30 de junio de 2019
30.06.2019
La Opinión de Murcia
Tribuna Libre

Lo mejor y lo peor

En un partido como el PSOE, en el que se repite constantemente la sabia máxima de que «primero los ciudadanos, y después las siglas», no deberían reprimirse acuerdos políticos como el de Cartagena, encaminados a salvaguardar los derechos de los ciudadanos y la calidad democrática

29.06.2019 | 19:24
Ana Belén Castejón

A veces, en política tienes que tomar arriesgadas y trascendentes decisiones sabiendo de antemano que pueden provocar ásperos debates, cuando no exagerados vilipendios, como el que está sufriendo Ana Belén Castejón, alcaldesa de Cartagena por mor de su cuestionado pacto de gobierno con el PP. La decisión de Castejón, sin duda, ha sido un exceso que no debió permitirse sin la aprobación de los órganos superiores del PSOE, partido por el que fue candidata a la alcaldía. Pero, por otra parte, a mi juicio, algunas de las respuestas a su falta también han sido un exceso. Vale que Castejón se ha saltado las normas de la organización, y que merecía una reprimenda cuando no una sanción, en ningún caso exagerada visto el trasfondo de este asunto.

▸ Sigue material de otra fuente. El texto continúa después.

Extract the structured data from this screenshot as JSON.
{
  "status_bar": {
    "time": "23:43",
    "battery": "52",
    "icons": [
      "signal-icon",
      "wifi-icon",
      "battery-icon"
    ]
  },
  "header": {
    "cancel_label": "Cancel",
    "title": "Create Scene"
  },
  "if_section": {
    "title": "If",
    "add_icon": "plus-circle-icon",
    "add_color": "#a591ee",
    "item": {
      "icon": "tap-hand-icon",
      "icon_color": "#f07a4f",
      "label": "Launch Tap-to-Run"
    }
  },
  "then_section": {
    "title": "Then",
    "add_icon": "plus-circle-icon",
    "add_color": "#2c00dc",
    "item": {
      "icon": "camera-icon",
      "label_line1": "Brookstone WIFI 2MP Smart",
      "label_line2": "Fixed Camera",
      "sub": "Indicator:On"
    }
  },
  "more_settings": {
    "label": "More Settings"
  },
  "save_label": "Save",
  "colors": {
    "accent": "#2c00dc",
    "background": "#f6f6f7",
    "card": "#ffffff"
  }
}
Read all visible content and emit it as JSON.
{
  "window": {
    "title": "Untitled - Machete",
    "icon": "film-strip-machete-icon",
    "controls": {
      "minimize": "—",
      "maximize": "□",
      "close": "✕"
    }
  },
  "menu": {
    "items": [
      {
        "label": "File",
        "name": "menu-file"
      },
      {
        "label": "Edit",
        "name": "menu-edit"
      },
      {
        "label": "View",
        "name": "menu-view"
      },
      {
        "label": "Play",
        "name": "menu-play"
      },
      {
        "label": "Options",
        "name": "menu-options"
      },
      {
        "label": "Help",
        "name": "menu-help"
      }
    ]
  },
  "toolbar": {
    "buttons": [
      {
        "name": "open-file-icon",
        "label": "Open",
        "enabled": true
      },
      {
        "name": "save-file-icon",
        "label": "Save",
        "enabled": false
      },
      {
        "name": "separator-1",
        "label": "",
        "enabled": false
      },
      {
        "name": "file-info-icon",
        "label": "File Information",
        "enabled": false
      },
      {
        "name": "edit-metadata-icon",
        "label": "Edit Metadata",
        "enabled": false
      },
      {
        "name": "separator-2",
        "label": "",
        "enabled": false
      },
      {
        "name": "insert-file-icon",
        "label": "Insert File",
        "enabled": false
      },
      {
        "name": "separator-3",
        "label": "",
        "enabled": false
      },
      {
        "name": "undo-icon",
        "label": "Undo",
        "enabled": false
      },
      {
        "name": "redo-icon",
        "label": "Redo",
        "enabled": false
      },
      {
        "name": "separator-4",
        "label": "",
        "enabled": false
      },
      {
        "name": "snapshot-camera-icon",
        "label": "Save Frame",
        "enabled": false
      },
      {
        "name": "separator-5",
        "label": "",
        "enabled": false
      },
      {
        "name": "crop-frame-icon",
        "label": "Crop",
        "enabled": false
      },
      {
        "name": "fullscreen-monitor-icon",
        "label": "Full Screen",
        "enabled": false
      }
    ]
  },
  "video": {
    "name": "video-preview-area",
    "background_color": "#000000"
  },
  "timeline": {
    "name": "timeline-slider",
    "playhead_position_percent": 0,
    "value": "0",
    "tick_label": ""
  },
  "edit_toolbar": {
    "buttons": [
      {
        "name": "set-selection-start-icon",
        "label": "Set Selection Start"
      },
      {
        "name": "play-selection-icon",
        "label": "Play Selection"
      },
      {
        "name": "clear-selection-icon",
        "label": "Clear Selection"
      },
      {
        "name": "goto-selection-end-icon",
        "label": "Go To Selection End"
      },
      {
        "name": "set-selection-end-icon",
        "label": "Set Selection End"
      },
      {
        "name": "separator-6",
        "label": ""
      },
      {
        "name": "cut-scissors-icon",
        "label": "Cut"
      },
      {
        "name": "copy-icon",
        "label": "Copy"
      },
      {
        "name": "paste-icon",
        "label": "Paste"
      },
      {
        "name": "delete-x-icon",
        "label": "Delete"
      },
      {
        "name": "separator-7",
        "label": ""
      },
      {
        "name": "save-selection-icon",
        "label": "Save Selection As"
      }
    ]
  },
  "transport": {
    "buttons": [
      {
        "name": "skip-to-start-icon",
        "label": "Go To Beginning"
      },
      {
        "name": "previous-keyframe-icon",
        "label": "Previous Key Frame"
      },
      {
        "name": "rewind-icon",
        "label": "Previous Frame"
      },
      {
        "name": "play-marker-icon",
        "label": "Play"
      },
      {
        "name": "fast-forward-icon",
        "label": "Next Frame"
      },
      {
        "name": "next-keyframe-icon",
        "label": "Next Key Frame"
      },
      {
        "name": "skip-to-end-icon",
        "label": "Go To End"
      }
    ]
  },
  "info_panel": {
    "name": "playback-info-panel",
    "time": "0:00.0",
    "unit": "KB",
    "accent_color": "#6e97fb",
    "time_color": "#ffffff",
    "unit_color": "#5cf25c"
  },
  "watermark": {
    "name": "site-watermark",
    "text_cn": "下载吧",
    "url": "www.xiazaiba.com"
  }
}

Pero algunos, dado que el Pisuerga pasa por Valladolid, han aprovechado la coyuntura para pasarle factura por episodios ajenos a la cuestión sin tener en cuenta que Castejón, gracias al pacto con el PP, ha librado a Cartagena de una auténtica pesadilla populista. Por su ceguera revanchista, estos críticos no ven, o no quieren ver, que el populismo y el nacionalismo se orientan siempre hacia un horizonte desenfocado en el que solo se adivina desgobierno, escándalos, enfrentamientos entre vecinos y entre Administraciones públicas y, en este caso, entre una ciudad, Cartagena, con el resto de la Región de Murcia, a la que el rancio y nostálgico cantonalismo repudia como lo hacían los federalistas intransigentes en 1873.

Porque no nos engañemos, esa era la suerte de Cartagena de no haberse producido el 'maldito pacto'. Hay que vivirlo de cerca, o desde dentro, yo lo he vivido y sufrido, para saber los graves conflictos que provocan el cesarismo y el sectarismo de muchos líderes de partidos mal denominados 'independientes'. Afortunadamente, no todos son así; valga como mejor ejemplo el de Pedro Jiménez Ruiz, exitoso alcalde independiente de Torre Pacheco. Los otros 'indepes', por su concepción patrimonialista de las instituciones, y por sus conductas antidemocráticas, y una indigesta e incendiaria prosa, reniegan de cualquier principio político o democrático y provocan una degeneración sistemática de las instituciones públicas machacando el buen nombre de los pueblos y ciudades donde gobiernan.

Ante situaciones de emergencia democrática, el PP no debe ser considerado un enemigo si no un aliado. En un partido como el PSOE, en el que se repite constantemente la sabia máxima de que «primero los ciudadanos, y después las siglas», no deberían reprimirse acuerdos políticos encaminados a salvaguardar los derechos de los ciudadanos y la calidad democrática; tampoco cerrar los ojos ante situaciones de grave indisciplina, que en mi opinión, no es este el caso.

Me viene a la mente la polémica creada en Ciudadanos por el apoyo de Manuel Valls a la abstracta y embaucadora Ada Colau para que fuera alcaldesa de Barcelona, en lugar de al independentista y tétrico babeante Ernest Maragall, el candidato más votado en las elecciones municipales. Valls tuvo arrestos para elegir lo mejor de lo peor librando a Barcelona y a Cataluña de las garras de una caterva de dementes y fanáticos ultranacionalistas que, ante su falta de rigor histórico y de proyecto político para Cataluña, han instalado el odio hacia España como banderín de enganche para la causa secesionista. Valls lo entendió perfectamente y decidió no ser actor secundario en una obra que requiere de actores principales. Por ello, ha sido injustamente vilipendiado y reprimido por Ciudadanos. Por cierto, de la decisión de Valls, además de los catalanes, se ha beneficiado extraordinariamente el PSC.

En el caso de Cartagena, el secretario general del PSRM, Diego Conesa, ha frenado con gran acierto y coherencia una respuesta desproporcionada tomada en caliente que habría sido mala para los ciudadanos y para el propio PSOE. Entre una y otros, lo habían colocado en una difícil situación que él ha sabido gestionar y enfriar dándole tiempo al tiempo y razón a la irracionalidad.